Do you have any rituals or traditions that you do in order to write?
It’s tough. I’ve always found I don’t need any specific setup to write. I mainly just try to make sure the writing itself never feels a chore. Right now, I have a corporate job, so I get a lot of my best writing done on my lunch break. However, in college, I would always get my best work done in the mornings before class. I think the best thing I do for myself is to figure out the schedule I have for a given period of time and carve out a way to make writing feel like a break from my regular responsibilities. The only thing I’ll add is that I think it’s just as important to take a break from writing for things that don’t seem to be immediately useful. I think things like watching old movies, playing video games, or even taking time to fall down a Wikipedia research hole into something completely useless are just as useful as taking time out to work.

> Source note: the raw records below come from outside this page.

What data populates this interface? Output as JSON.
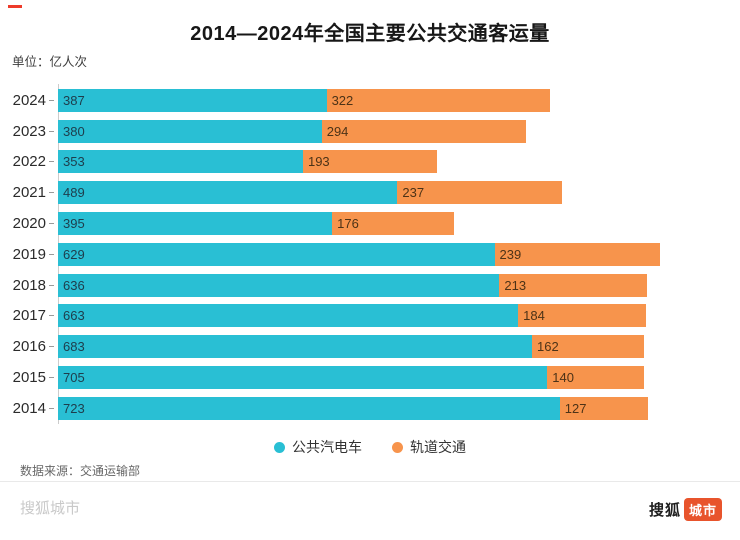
{
  "title": "2014—2024年全国主要公共交通客运量",
  "unit_label": "单位：亿人次",
  "chart_data": {
    "type": "bar",
    "orientation": "horizontal",
    "stacked": true,
    "grid": false,
    "legend_position": "bottom",
    "categories": [
      "2024",
      "2023",
      "2022",
      "2021",
      "2020",
      "2019",
      "2018",
      "2017",
      "2016",
      "2015",
      "2014"
    ],
    "series": [
      {
        "name": "公共汽电车",
        "color": "#29BFD4",
        "values": [
          387,
          380,
          353,
          489,
          395,
          629,
          636,
          663,
          683,
          705,
          723
        ]
      },
      {
        "name": "轨道交通",
        "color": "#F7944C",
        "values": [
          322,
          294,
          193,
          237,
          176,
          239,
          213,
          184,
          162,
          140,
          127
        ]
      }
    ],
    "xlim": [
      0,
      960
    ],
    "value_labels": "inside-left"
  },
  "footer": {
    "source": "数据来源：交通运输部",
    "watermark": "搜狐城市",
    "logo_text_1": "搜狐",
    "logo_text_2": "城市",
    "logo_color": "#E8542C"
  }
}
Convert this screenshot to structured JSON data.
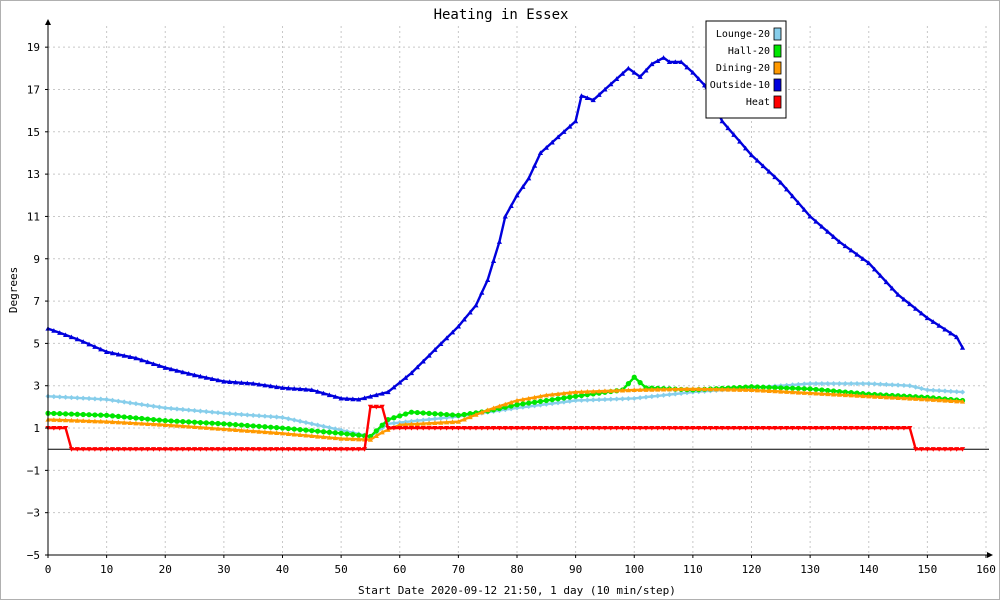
{
  "chart_data": {
    "type": "line",
    "title": "Heating in Essex",
    "xlabel": "Start Date 2020-09-12 21:50, 1 day (10 min/step)",
    "ylabel": "Degrees",
    "xlim": [
      0,
      160
    ],
    "ylim": [
      -5,
      20
    ],
    "xticks": [
      0,
      10,
      20,
      30,
      40,
      50,
      60,
      70,
      80,
      90,
      100,
      110,
      120,
      130,
      140,
      150,
      160
    ],
    "yticks": [
      -5,
      -3,
      -1,
      1,
      3,
      5,
      7,
      9,
      11,
      13,
      15,
      17,
      19
    ],
    "zero_line": 0,
    "grid": true,
    "legend_position": "top-right",
    "series": [
      {
        "name": "Lounge-20",
        "color": "#87ceeb",
        "marker": "diamond",
        "points": [
          [
            0,
            2.5
          ],
          [
            10,
            2.35
          ],
          [
            20,
            1.95
          ],
          [
            30,
            1.7
          ],
          [
            40,
            1.5
          ],
          [
            50,
            0.9
          ],
          [
            55,
            0.6
          ],
          [
            58,
            1.2
          ],
          [
            70,
            1.55
          ],
          [
            80,
            1.95
          ],
          [
            90,
            2.3
          ],
          [
            100,
            2.4
          ],
          [
            110,
            2.7
          ],
          [
            120,
            2.9
          ],
          [
            130,
            3.1
          ],
          [
            140,
            3.1
          ],
          [
            147,
            3.0
          ],
          [
            150,
            2.8
          ],
          [
            156,
            2.7
          ]
        ]
      },
      {
        "name": "Hall-20",
        "color": "#00e600",
        "marker": "circle",
        "points": [
          [
            0,
            1.7
          ],
          [
            10,
            1.6
          ],
          [
            20,
            1.35
          ],
          [
            30,
            1.2
          ],
          [
            40,
            1.0
          ],
          [
            50,
            0.75
          ],
          [
            55,
            0.6
          ],
          [
            58,
            1.4
          ],
          [
            62,
            1.75
          ],
          [
            70,
            1.6
          ],
          [
            75,
            1.8
          ],
          [
            80,
            2.1
          ],
          [
            90,
            2.5
          ],
          [
            98,
            2.8
          ],
          [
            100,
            3.4
          ],
          [
            102,
            2.9
          ],
          [
            110,
            2.8
          ],
          [
            120,
            2.95
          ],
          [
            130,
            2.85
          ],
          [
            140,
            2.6
          ],
          [
            150,
            2.45
          ],
          [
            156,
            2.3
          ]
        ]
      },
      {
        "name": "Dining-20",
        "color": "#ff9900",
        "marker": "triangle",
        "points": [
          [
            0,
            1.4
          ],
          [
            10,
            1.3
          ],
          [
            20,
            1.15
          ],
          [
            30,
            0.95
          ],
          [
            40,
            0.75
          ],
          [
            50,
            0.5
          ],
          [
            55,
            0.45
          ],
          [
            57,
            0.8
          ],
          [
            60,
            1.15
          ],
          [
            70,
            1.3
          ],
          [
            75,
            1.85
          ],
          [
            80,
            2.3
          ],
          [
            85,
            2.55
          ],
          [
            90,
            2.7
          ],
          [
            100,
            2.8
          ],
          [
            110,
            2.85
          ],
          [
            120,
            2.8
          ],
          [
            130,
            2.65
          ],
          [
            140,
            2.5
          ],
          [
            150,
            2.35
          ],
          [
            156,
            2.25
          ]
        ]
      },
      {
        "name": "Outside-10",
        "color": "#0000dd",
        "marker": "triangle",
        "points": [
          [
            0,
            5.7
          ],
          [
            5,
            5.2
          ],
          [
            10,
            4.6
          ],
          [
            15,
            4.3
          ],
          [
            20,
            3.85
          ],
          [
            25,
            3.5
          ],
          [
            30,
            3.2
          ],
          [
            35,
            3.1
          ],
          [
            40,
            2.9
          ],
          [
            45,
            2.8
          ],
          [
            50,
            2.4
          ],
          [
            53,
            2.35
          ],
          [
            58,
            2.7
          ],
          [
            62,
            3.6
          ],
          [
            66,
            4.7
          ],
          [
            70,
            5.8
          ],
          [
            73,
            6.8
          ],
          [
            75,
            8.0
          ],
          [
            77,
            9.8
          ],
          [
            78,
            11.0
          ],
          [
            80,
            12.0
          ],
          [
            82,
            12.8
          ],
          [
            84,
            14.0
          ],
          [
            86,
            14.5
          ],
          [
            88,
            15.0
          ],
          [
            90,
            15.5
          ],
          [
            91,
            16.7
          ],
          [
            93,
            16.5
          ],
          [
            95,
            17.0
          ],
          [
            97,
            17.5
          ],
          [
            99,
            18.0
          ],
          [
            101,
            17.6
          ],
          [
            103,
            18.2
          ],
          [
            105,
            18.5
          ],
          [
            106,
            18.3
          ],
          [
            108,
            18.3
          ],
          [
            110,
            17.8
          ],
          [
            112,
            17.2
          ],
          [
            115,
            15.5
          ],
          [
            120,
            13.9
          ],
          [
            125,
            12.6
          ],
          [
            130,
            11.0
          ],
          [
            135,
            9.8
          ],
          [
            140,
            8.8
          ],
          [
            145,
            7.3
          ],
          [
            150,
            6.2
          ],
          [
            155,
            5.3
          ],
          [
            156,
            4.8
          ]
        ]
      },
      {
        "name": "Heat",
        "color": "#ff0000",
        "marker": "triangle-down",
        "points": [
          [
            0,
            1
          ],
          [
            3,
            1
          ],
          [
            4,
            0
          ],
          [
            54,
            0
          ],
          [
            55,
            2
          ],
          [
            57,
            2
          ],
          [
            58,
            1
          ],
          [
            147,
            1
          ],
          [
            148,
            0
          ],
          [
            156,
            0
          ]
        ]
      }
    ]
  }
}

Who typically gets the first read of your work?
I’m very fortunate in that some of my favorite poets are also my colleagues, so I send a lot of work to my friend, Max Seifert, who is currently studying at the University of Austin-Texas. Otherwise, I tend to share it with my partner, Nina, who is a great visual artist, and my brother, Jeff, who is a wonderful writer. A lot of my work tends to be about sexual trauma and so I end up usually handling it privately for a long time before I show it to anyone.

If you could work in another art form what would it be?
As much as I love poetry, I also have a short history of working with theatre as a playwright. It’s something I put a lot of energy into in college and that I’d like to revisit in future years. Poems and plays have different advantages and disadvantages and one thing I miss about theatre is the ability to give a physical embodiment and presence to the words on the page. It’s something I miss a lot from college and would love to experiment more with in the future.

What are you working on currently?
For a while now, I’ve been working on a chapbook focusing almost exclusively on sexual trauma and emotional recovery. However, in terms of new work, I’m currently working on some translations of Frederico Garcia Lorca’s stage directions as well as some prose poems about the Apollo 11 moon landing.

David Freeman is a poet, playwright, and essayist from Long Lake, MN. His work has appeared or is forthcoming in Kenyon Review Onine, Prairie Schooner, Sinking City Literary Magazine, and Honey Bee Reivew.